By Edmond Y. Azadian
Criminalizing the Genocide in France has touched off a political debate with international repercussions. The passage of the bill on December 22 in the French National Assembly has angered Turkish leaders, who are threatening France with a number of measures and decrying the “irreparable damage” to Franco-Turkish relations, should the bill be ratified by the French Senate before end of January, as predicted.
In the past, Ankara used to recall its ambassador for a period and gradually forget its threats of retaliation. This time around, it does not seem to be business as usual. Indeed the Turkish Ambassador to France Tahsin Burcuoglu has returned to Paris after consultations in Ankara and he has been assigned to lead the political campaign against the passage of the bill in the French Senate.
Instead of keeping the ambassador out of France, Turkey has threatened to discontinue discussions with Paris on the developments in Syria.
As has become common knowledge by now, Washington has begun using surrogates in the Middle East to topple regimes hostile to Israel, as was the case in Libya, rather than sacrificing 4,500 of its own military, as it happened in Iraq.
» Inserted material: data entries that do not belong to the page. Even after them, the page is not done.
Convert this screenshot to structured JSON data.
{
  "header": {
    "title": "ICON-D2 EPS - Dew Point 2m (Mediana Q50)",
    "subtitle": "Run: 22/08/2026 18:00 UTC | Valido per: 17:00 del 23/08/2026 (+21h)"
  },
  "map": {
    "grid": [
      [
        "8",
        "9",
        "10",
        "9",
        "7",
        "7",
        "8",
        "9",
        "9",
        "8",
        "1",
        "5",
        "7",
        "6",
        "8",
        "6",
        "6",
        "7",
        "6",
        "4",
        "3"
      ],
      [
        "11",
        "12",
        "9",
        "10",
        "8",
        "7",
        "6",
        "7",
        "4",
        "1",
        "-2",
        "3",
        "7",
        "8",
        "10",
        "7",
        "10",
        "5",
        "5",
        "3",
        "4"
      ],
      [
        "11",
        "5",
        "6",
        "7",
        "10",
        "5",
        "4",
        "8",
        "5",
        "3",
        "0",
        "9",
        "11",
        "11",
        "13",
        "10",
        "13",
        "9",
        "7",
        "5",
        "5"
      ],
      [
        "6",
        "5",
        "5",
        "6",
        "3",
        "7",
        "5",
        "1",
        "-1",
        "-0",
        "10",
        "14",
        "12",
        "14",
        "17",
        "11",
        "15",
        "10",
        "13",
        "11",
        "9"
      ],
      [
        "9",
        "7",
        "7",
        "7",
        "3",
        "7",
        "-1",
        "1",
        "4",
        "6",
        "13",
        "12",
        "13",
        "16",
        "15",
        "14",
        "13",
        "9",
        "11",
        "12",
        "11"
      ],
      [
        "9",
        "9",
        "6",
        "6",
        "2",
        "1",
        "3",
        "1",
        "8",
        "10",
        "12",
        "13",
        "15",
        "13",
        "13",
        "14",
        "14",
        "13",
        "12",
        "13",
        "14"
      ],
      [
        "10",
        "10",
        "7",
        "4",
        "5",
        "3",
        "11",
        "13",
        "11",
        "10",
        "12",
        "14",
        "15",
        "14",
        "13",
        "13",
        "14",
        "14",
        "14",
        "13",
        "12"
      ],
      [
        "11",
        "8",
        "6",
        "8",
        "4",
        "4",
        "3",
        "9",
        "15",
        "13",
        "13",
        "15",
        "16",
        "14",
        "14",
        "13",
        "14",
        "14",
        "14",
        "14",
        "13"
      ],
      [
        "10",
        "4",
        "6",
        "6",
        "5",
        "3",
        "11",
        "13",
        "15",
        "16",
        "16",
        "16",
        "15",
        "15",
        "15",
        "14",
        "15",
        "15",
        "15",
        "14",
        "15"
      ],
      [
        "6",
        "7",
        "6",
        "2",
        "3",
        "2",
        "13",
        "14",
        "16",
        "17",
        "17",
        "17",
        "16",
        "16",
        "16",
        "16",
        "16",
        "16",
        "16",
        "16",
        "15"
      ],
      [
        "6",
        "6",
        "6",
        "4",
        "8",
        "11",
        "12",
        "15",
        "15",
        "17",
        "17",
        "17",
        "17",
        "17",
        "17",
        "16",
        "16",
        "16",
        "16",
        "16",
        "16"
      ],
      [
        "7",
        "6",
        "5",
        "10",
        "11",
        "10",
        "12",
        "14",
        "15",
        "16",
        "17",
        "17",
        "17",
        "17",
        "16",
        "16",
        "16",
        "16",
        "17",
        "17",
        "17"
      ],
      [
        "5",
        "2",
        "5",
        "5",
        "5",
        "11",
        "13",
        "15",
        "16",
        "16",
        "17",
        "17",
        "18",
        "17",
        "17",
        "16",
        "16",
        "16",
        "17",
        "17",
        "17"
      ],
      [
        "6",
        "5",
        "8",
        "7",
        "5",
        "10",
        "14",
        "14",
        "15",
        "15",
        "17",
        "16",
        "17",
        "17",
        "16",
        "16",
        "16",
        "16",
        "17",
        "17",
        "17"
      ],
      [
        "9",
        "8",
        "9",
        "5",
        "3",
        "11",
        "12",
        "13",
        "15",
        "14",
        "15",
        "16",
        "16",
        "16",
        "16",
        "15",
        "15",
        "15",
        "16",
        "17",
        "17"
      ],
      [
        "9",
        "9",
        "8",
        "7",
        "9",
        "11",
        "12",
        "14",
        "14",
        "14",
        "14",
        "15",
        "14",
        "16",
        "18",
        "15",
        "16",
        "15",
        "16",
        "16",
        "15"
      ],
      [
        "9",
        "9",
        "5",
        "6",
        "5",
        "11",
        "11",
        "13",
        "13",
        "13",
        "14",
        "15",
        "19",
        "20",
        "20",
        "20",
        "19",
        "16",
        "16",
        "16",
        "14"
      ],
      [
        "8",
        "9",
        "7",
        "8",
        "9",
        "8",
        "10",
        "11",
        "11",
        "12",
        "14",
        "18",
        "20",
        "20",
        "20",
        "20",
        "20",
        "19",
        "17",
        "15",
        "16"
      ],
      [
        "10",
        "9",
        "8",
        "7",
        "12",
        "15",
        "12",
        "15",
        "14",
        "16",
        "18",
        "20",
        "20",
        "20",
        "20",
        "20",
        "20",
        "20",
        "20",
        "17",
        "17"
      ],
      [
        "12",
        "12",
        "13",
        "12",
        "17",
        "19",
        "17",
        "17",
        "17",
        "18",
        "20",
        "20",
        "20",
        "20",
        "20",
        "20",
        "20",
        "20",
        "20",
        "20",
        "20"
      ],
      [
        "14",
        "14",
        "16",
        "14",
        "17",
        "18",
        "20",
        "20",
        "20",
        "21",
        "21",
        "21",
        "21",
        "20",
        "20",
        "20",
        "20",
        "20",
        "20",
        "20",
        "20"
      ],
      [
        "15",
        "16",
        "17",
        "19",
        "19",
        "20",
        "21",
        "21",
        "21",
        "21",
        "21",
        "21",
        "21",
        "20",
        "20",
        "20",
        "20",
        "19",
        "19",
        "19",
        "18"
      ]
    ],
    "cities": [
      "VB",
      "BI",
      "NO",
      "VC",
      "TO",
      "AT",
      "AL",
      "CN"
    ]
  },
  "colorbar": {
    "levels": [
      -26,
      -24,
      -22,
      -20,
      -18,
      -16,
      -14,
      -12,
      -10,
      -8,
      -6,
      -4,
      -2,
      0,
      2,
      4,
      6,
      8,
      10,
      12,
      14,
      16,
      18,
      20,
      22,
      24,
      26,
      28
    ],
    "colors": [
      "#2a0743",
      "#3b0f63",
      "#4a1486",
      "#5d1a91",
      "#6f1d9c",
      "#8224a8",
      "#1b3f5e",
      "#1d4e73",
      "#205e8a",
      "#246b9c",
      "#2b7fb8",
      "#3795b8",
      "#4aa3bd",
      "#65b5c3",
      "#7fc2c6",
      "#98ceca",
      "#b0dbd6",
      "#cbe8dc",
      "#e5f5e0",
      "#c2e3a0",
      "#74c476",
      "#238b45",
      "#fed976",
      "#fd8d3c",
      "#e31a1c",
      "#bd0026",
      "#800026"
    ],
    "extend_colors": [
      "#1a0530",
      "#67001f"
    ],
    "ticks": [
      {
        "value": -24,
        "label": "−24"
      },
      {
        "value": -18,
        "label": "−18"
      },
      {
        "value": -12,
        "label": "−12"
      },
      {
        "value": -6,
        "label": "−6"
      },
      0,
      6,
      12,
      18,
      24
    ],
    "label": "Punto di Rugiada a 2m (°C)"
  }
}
Syria is the next target in line, which compels cooperation between Paris and Ankara. Turkey is also threatening to revise its military and economic relations with France. France is Turkey’s fifth largest export market and sixth largest importer with bilateral trade worth $14 billion in 2011 and growing. France is also a contender to build a nuclear power plant in Turkey, which also has become a political hot potato in the current atmosphere of tension.